Publication comes with a lot of stuff. It is a hell of a lot of work. Unless you’re super well known, and/or have the means to hire help, promotion is GRUELING. It takes time. You run into roadblocks. You get doors slammed in your face. Hey – just like pre-publication! Life isn’t so different. The rejections just take on a new form. And, you become more public. Now, you have a persona. Me, I just like to be myself. But maybe I am sometimes too much myself. I run the danger of creating all kinds of mental angst around this that may or may not be valuable.

I’m not dissing publication. I love that my books are out there. But I’m realistic. I see lots in the world about helping writers get published (self or traditional). I see very little about how we get to mentally deal with all the stuff that comes with publication. Are you prepared to be more public? Are you prepared for the work? How will you still find time to write? The latter, I believe, is a real concern. Promotion and all the busyness we create around it can totally suck away the time needed for new writing. Not to mention that it can simply tire you out, and dampen the creative flame.

The flame must be nurtured.

In the end, I think we must always come back to the creation (and revision) of the work.

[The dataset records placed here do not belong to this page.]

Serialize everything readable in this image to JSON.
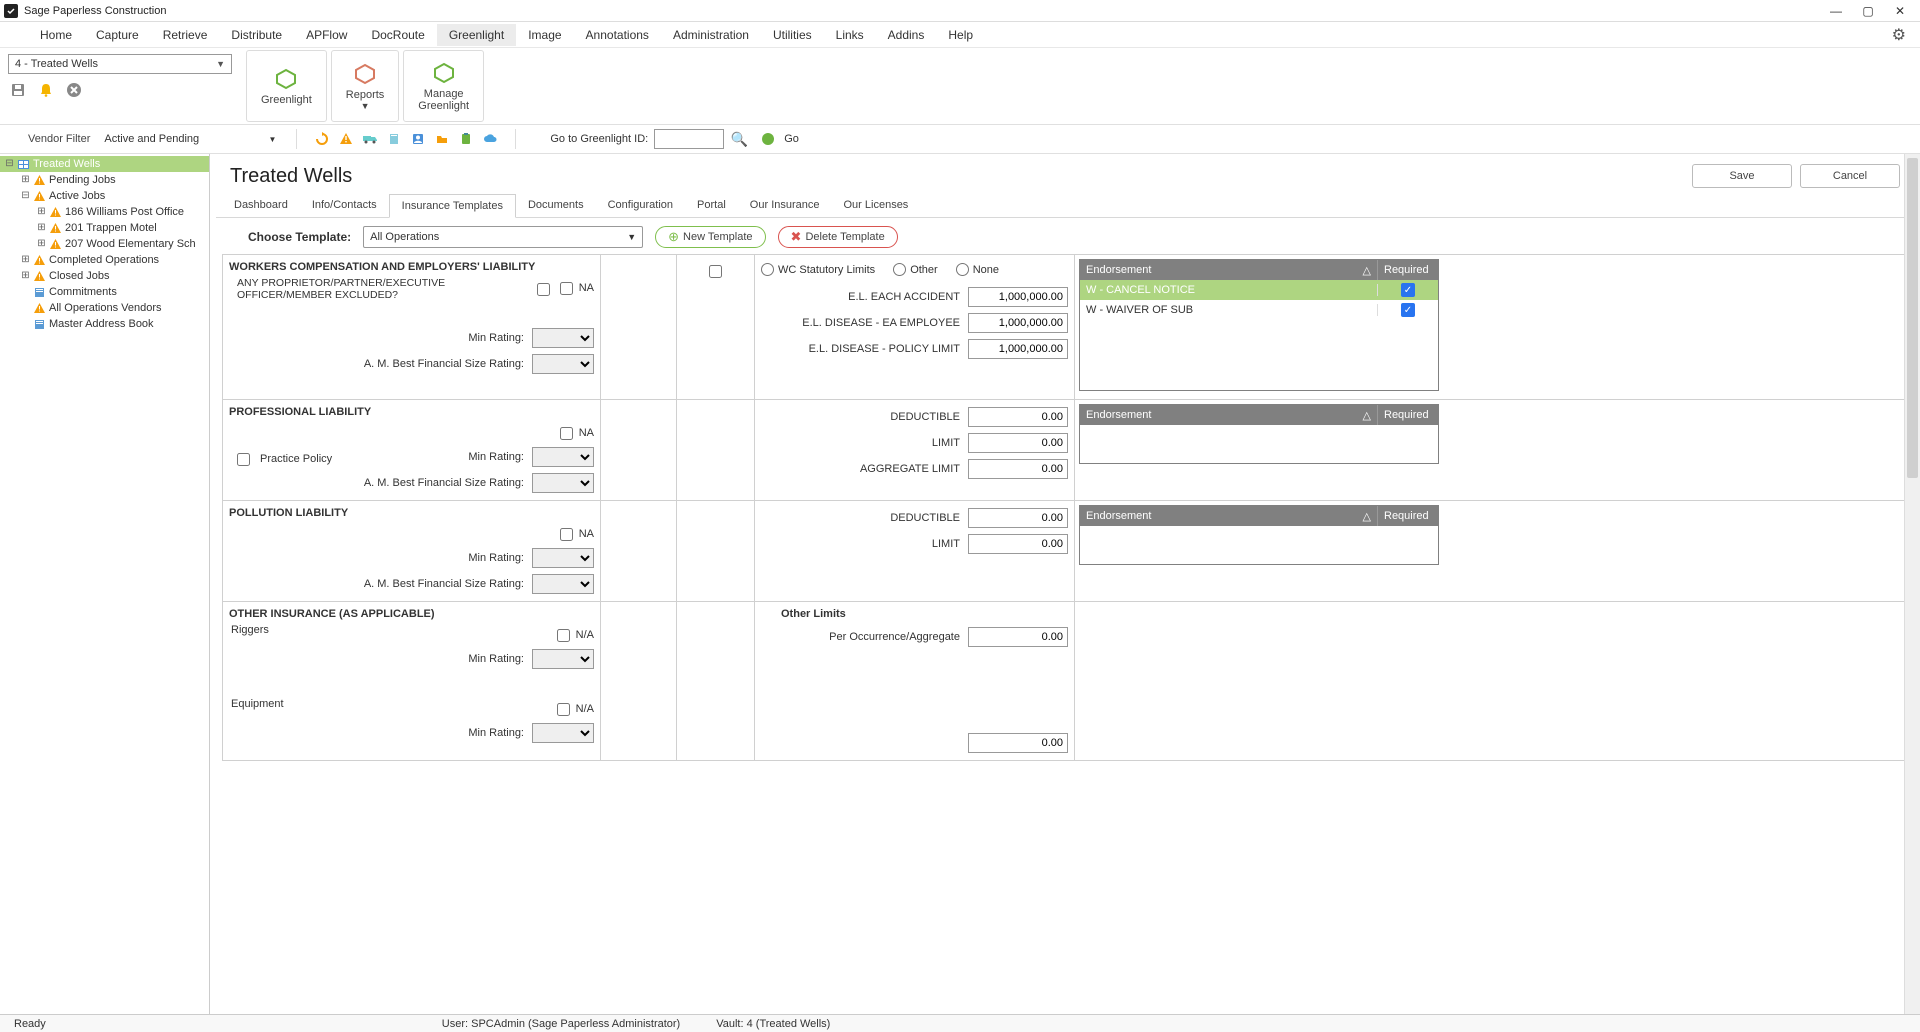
{
  "window": {
    "title": "Sage Paperless Construction"
  },
  "menubar": [
    "Home",
    "Capture",
    "Retrieve",
    "Distribute",
    "APFlow",
    "DocRoute",
    "Greenlight",
    "Image",
    "Annotations",
    "Administration",
    "Utilities",
    "Links",
    "Addins",
    "Help"
  ],
  "menubar_active": "Greenlight",
  "ribbon_left": {
    "combo_value": "4 - Treated Wells"
  },
  "ribbon": [
    {
      "label": "Greenlight",
      "color": "#6db33f"
    },
    {
      "label": "Reports",
      "arrow": true,
      "color": "#d77a61"
    },
    {
      "label": "Manage\nGreenlight",
      "color": "#6db33f"
    }
  ],
  "toolbar2": {
    "vendor_filter_label": "Vendor Filter",
    "vendor_filter_value": "Active and Pending",
    "go_label": "Go to Greenlight ID:",
    "go_text": "Go"
  },
  "tree": {
    "root_label": "Treated Wells",
    "nodes": [
      {
        "label": "Pending Jobs",
        "icon": "warn",
        "exp": "plus",
        "lvl": 1
      },
      {
        "label": "Active Jobs",
        "icon": "warn",
        "exp": "minus",
        "lvl": 1
      },
      {
        "label": "186  Williams Post Office",
        "icon": "warn",
        "exp": "plus",
        "lvl": 2
      },
      {
        "label": "201  Trappen Motel",
        "icon": "warn",
        "exp": "plus",
        "lvl": 2
      },
      {
        "label": "207  Wood Elementary Sch",
        "icon": "warn",
        "exp": "plus",
        "lvl": 2
      },
      {
        "label": "Completed Operations",
        "icon": "warn",
        "exp": "plus",
        "lvl": 1
      },
      {
        "label": "Closed Jobs",
        "icon": "warn",
        "exp": "plus",
        "lvl": 1
      },
      {
        "label": "Commitments",
        "icon": "doc",
        "exp": "none",
        "lvl": 1
      },
      {
        "label": "All Operations Vendors",
        "icon": "warn",
        "exp": "none",
        "lvl": 1
      },
      {
        "label": "Master Address Book",
        "icon": "doc",
        "exp": "none",
        "lvl": 1
      }
    ]
  },
  "page": {
    "title": "Treated Wells",
    "save": "Save",
    "cancel": "Cancel"
  },
  "subtabs": [
    "Dashboard",
    "Info/Contacts",
    "Insurance Templates",
    "Documents",
    "Configuration",
    "Portal",
    "Our Insurance",
    "Our Licenses"
  ],
  "subtab_active": "Insurance Templates",
  "choose": {
    "label": "Choose Template:",
    "value": "All Operations",
    "new_btn": "New Template",
    "del_btn": "Delete Template"
  },
  "sections": {
    "workers": {
      "title": "WORKERS COMPENSATION AND EMPLOYERS' LIABILITY",
      "question": "ANY PROPRIETOR/PARTNER/EXECUTIVE\nOFFICER/MEMBER EXCLUDED?",
      "na": "NA",
      "min_rating": "Min Rating:",
      "am_best": "A. M. Best Financial Size Rating:",
      "radios": {
        "wc": "WC Statutory Limits",
        "other": "Other",
        "none": "None"
      },
      "amounts": [
        {
          "label": "E.L. EACH ACCIDENT",
          "value": "1,000,000.00"
        },
        {
          "label": "E.L. DISEASE - EA EMPLOYEE",
          "value": "1,000,000.00"
        },
        {
          "label": "E.L. DISEASE - POLICY LIMIT",
          "value": "1,000,000.00"
        }
      ],
      "endorsements": [
        {
          "label": "W - CANCEL NOTICE",
          "req": true,
          "sel": true
        },
        {
          "label": "W - WAIVER OF SUB",
          "req": true,
          "sel": false
        }
      ]
    },
    "prof": {
      "title": "PROFESSIONAL LIABILITY",
      "practice": "Practice Policy",
      "na": "NA",
      "min_rating": "Min Rating:",
      "am_best": "A. M. Best Financial Size Rating:",
      "amounts": [
        {
          "label": "DEDUCTIBLE",
          "value": "0.00"
        },
        {
          "label": "LIMIT",
          "value": "0.00"
        },
        {
          "label": "AGGREGATE LIMIT",
          "value": "0.00"
        }
      ]
    },
    "poll": {
      "title": "POLLUTION LIABILITY",
      "na": "NA",
      "min_rating": "Min Rating:",
      "am_best": "A. M. Best Financial Size Rating:",
      "amounts": [
        {
          "label": "DEDUCTIBLE",
          "value": "0.00"
        },
        {
          "label": "LIMIT",
          "value": "0.00"
        }
      ]
    },
    "other": {
      "title": "OTHER INSURANCE (AS APPLICABLE)",
      "rigger_label": "Riggers",
      "na": "N/A",
      "min_rating": "Min  Rating:",
      "equip_label": "Equipment",
      "other_limits_title": "Other Limits",
      "per_occ": "Per Occurrence/Aggregate",
      "per_occ_val": "0.00",
      "equip_val": "0.00"
    }
  },
  "endorse_header": {
    "c1": "Endorsement",
    "c2": "Required",
    "sort": "△"
  },
  "statusbar": {
    "ready": "Ready",
    "user": "User: SPCAdmin (Sage Paperless Administrator)",
    "vault": "Vault: 4 (Treated Wells)"
  }
}
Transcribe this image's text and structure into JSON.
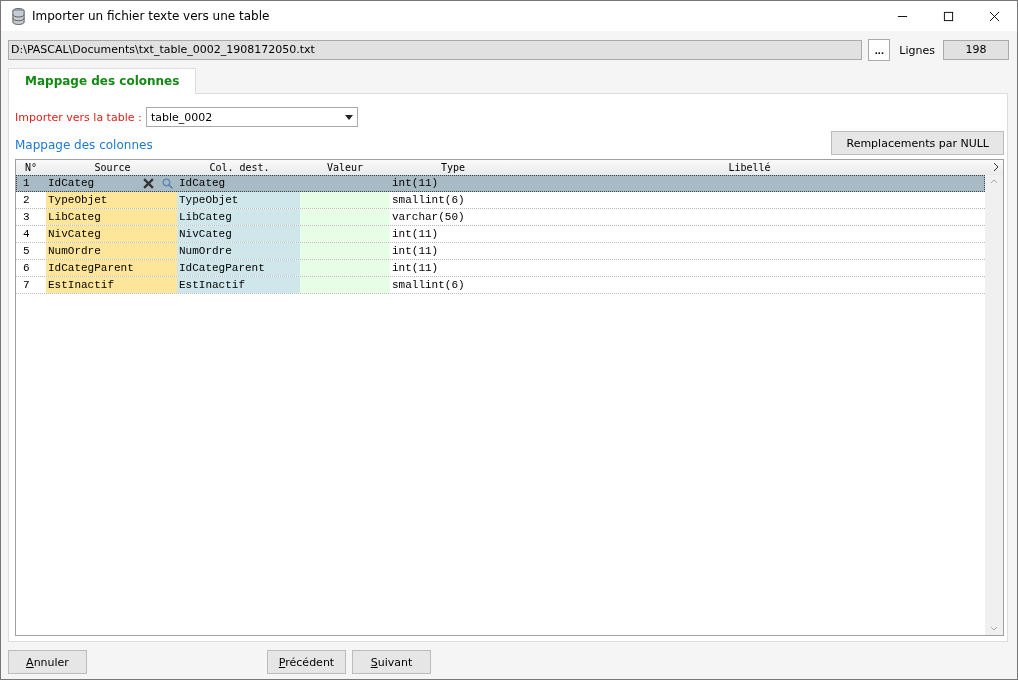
{
  "window": {
    "title": "Importer un fichier texte vers une table"
  },
  "file": {
    "path": "D:\\PASCAL\\Documents\\txt_table_0002_1908172050.txt",
    "browse": "...",
    "lines_label": "Lignes",
    "lines_value": "198"
  },
  "tabs": [
    {
      "label": "Mappage des colonnes",
      "selected": true
    }
  ],
  "target": {
    "label": "Importer vers la table :",
    "value": "table_0002"
  },
  "section_title": "Mappage des colonnes",
  "null_button": "Remplacements par NULL",
  "table": {
    "columns": [
      "N°",
      "Source",
      "Col. dest.",
      "Valeur",
      "Type",
      "Libellé"
    ],
    "rows": [
      {
        "n": "1",
        "source": "IdCateg",
        "dest": "IdCateg",
        "type": "int(11)",
        "selected": true
      },
      {
        "n": "2",
        "source": "TypeObjet",
        "dest": "TypeObjet",
        "type": "smallint(6)",
        "selected": false
      },
      {
        "n": "3",
        "source": "LibCateg",
        "dest": "LibCateg",
        "type": "varchar(50)",
        "selected": false
      },
      {
        "n": "4",
        "source": "NivCateg",
        "dest": "NivCateg",
        "type": "int(11)",
        "selected": false
      },
      {
        "n": "5",
        "source": "NumOrdre",
        "dest": "NumOrdre",
        "type": "int(11)",
        "selected": false
      },
      {
        "n": "6",
        "source": "IdCategParent",
        "dest": "IdCategParent",
        "type": "int(11)",
        "selected": false
      },
      {
        "n": "7",
        "source": "EstInactif",
        "dest": "EstInactif",
        "type": "smallint(6)",
        "selected": false
      }
    ]
  },
  "buttons": {
    "cancel": "Annuler",
    "previous": "Précédent",
    "next": "Suivant"
  }
}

That’s where the true joy, and the true self, is for me. Alexs Pate said this to us once, at a workshop I took years ago at the Loft. Naïve writer that I was, I didn’t believe him yet. Because what could be better than being published!? He was; I wasn’t, yet. Alexs said that in the end, you must write for the love of writing, and revising, and creating, and working with language. Even if the whole world stops reading books, even if our communication becomes reduced to facebook and twitter snippets or reality shows or the latest social media platform–if you’re wired, to write, you must write. And that grounds me, today. I can, and will, always return to my writing – regardless of whether or not the book sells well, whether it ever sells, whether or not it gets reviewed, whether my friends like it, or whatever. It does take courage.

Write on. In the face of all the busyness, this might be one of most true things we ever do.